[Tony Lloyd: Let me begin by addressing the issues raised by the right hon. Members for New Forest East (Dr Lewis) and for Sevenoaks (Sir Michael Fallon). We will return to this theme, so they will forgive me if my response today may be more truncated than I would prefer if there were more time. There can never be a question of moral equivalence between a member of our Armed Forces and somebody engaged in terrorism on behalf of a paramilitary organisation. We need to make that very clear. Whatever our disagreements, the agreement over the lack of moral equivalence is absolute and we should not be drawn down that track. That said, I am extremely uneasy about the approach taken by both right hon. Members.
The right hon. Member for New Forest East referred to our international commitments. One of our commitments is as a state party to the International Criminal Court and the treaties thereof. Article 29 of the Rome statute makes it clear that crimes that fall within the jurisdiction of the Court cannot be subject to a state-imposed Statute of Limitations. That is an absolute condition of the Rome statute. The right hon. Gentleman looks puzzled. I invite him to check that.]
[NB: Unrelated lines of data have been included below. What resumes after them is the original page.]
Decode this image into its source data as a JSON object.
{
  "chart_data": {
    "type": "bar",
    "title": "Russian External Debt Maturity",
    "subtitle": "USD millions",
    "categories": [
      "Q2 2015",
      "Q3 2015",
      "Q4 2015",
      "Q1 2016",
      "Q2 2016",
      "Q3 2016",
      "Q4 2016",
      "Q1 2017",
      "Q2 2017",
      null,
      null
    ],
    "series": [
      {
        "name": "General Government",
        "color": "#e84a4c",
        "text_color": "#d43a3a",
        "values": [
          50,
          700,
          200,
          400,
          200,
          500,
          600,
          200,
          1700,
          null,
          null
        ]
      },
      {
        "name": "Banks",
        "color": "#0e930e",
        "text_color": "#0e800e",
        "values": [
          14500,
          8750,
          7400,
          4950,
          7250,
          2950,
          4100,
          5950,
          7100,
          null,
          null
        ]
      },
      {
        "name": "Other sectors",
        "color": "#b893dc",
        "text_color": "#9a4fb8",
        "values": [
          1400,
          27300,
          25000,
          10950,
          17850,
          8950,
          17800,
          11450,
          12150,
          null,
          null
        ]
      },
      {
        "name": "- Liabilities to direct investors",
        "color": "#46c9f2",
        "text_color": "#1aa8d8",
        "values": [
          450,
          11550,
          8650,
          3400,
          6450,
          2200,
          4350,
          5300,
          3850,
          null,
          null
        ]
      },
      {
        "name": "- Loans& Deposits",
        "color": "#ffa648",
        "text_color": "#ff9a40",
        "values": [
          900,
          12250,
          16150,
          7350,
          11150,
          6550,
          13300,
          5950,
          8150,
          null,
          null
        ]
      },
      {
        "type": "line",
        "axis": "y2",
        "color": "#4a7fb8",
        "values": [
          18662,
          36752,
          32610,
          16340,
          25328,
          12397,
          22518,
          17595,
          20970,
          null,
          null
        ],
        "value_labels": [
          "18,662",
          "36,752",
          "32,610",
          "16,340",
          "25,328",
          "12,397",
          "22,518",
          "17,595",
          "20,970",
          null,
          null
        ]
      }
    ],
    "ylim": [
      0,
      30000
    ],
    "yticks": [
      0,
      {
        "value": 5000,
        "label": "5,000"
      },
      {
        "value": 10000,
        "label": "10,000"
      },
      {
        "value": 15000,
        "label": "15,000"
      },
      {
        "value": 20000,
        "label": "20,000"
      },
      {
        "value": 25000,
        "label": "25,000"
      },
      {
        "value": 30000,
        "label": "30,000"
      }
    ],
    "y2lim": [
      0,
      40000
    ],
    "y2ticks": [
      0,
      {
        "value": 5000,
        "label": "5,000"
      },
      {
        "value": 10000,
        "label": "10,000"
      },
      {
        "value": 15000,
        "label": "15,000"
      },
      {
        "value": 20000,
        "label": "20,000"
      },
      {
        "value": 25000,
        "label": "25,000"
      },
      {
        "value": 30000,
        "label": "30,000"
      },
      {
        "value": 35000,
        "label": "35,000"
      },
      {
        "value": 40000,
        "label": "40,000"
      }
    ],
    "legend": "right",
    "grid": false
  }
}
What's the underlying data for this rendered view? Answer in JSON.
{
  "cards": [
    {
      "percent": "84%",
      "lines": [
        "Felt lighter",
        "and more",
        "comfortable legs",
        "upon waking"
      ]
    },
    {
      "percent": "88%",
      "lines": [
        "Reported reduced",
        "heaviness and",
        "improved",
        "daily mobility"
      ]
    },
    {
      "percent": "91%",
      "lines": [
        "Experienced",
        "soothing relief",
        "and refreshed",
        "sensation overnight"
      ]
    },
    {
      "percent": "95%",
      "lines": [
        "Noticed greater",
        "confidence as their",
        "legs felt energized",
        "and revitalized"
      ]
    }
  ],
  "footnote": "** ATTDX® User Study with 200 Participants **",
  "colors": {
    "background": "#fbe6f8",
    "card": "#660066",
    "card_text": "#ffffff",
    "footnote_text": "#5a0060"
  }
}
Dr Julian Lewis: I am not a lawyer, but my understanding is that the ICC, having been set up long after the Troubles, does not have retrospective application, even if the hon. Gentleman’s interpretation of the law is correct.
[Tony Lloyd: I did not necessarily automatically assume that the right hon. Gentleman was looking for retrospective legislation. That is an interesting point. The reality, however, is that for this state to now adopt retrospectively something that is imposed would be in contravention of article 29 of that statute. ... ]
[NOTE: Labour divided the House against the Amendment moved by Julian. His Amendment was carried by a majority of 80.]